I know a young lady who went to Planned Parenthood for some routine (and not-so-routine) care, and let me tell you, those precautions aren’t worth a hill of beans when it says “PLANNED PARENTHOOD” in big letters on the caller ID box.

Of course a woman in that position (where merely the CALLER ID “planned parenthood” would cause extreme problems), wouldn’t be likely to give a phone number where that would be a problem (ie she could say she didn’t have a phone, give a friend’s phone etc.)

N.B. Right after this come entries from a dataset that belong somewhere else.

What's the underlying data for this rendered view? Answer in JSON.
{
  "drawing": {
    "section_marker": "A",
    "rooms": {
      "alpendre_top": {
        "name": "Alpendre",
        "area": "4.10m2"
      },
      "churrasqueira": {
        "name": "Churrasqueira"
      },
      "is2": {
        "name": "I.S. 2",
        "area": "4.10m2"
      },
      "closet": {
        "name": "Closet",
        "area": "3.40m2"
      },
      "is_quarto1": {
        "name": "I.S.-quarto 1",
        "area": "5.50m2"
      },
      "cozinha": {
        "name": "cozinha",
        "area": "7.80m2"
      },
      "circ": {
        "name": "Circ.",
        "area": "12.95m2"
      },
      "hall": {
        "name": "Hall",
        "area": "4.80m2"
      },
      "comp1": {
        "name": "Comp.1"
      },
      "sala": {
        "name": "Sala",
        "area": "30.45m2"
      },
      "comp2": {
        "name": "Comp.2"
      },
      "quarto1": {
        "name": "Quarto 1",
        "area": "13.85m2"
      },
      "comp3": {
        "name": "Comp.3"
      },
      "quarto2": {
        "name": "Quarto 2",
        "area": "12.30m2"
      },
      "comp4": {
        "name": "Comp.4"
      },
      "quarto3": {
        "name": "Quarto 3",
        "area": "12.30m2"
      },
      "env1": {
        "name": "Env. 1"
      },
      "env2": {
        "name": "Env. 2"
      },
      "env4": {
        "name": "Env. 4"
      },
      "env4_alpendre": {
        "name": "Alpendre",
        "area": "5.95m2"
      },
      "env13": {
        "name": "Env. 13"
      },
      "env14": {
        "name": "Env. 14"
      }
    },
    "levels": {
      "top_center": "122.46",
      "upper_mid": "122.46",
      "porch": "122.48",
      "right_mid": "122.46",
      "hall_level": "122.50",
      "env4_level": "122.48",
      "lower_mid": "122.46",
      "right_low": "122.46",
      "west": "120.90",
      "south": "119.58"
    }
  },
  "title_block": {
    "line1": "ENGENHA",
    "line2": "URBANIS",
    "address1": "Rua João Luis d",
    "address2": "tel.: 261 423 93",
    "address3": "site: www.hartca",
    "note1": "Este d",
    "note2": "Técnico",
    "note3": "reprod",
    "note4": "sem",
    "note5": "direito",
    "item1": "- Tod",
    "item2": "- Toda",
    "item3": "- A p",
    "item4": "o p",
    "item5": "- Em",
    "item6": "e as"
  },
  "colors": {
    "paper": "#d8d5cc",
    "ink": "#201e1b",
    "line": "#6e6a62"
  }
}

This nothing less than an assault on our basic constitutional freedoms, and nothing more than the frantic thrashing of law & order fanatics who would sacrifice the principles of American law to punish someone, anyone or everyone for this crime.

I would rather let 100 baby murderers run free, than to pillage the Constitution in the name of justice.

How much you wanna bet that the prosecutor that pressed for this “fishing expedition” is pro-life?

Whether they’re pro-life or not is irrelevant. What is relevant is that a judge was convinced that this fishing expedition was legitimate. A prosecutor is merely, at the investigatory stage, an advocate for the police department which wishes to go someplace with a legal wedge and lever. Judges. however, are supposed to act impartially, and are supposed to weigh the probative value of a potential against the invasion of privacy that will occur.

The other issue that’s relevant is what on earth the doctors were thinking. Did they honestly believe that there was no recourse when someone came knocking with a subpoena duces tecum demanding this very specific, highly private information? Didn’t they care? Where were the lawyers? The ACLU?

There was a chain of failure that allowed this process to happen. We can point fingers at a couple of individuals, but it was really the result of a conspiracy of overreaction, underreaction and complete inaction that led to this point.

Maybe it’s irrelevant from a legal point of view, but if the overzealous prosecutors were pro-life, it would sure cast doubt on their motivations.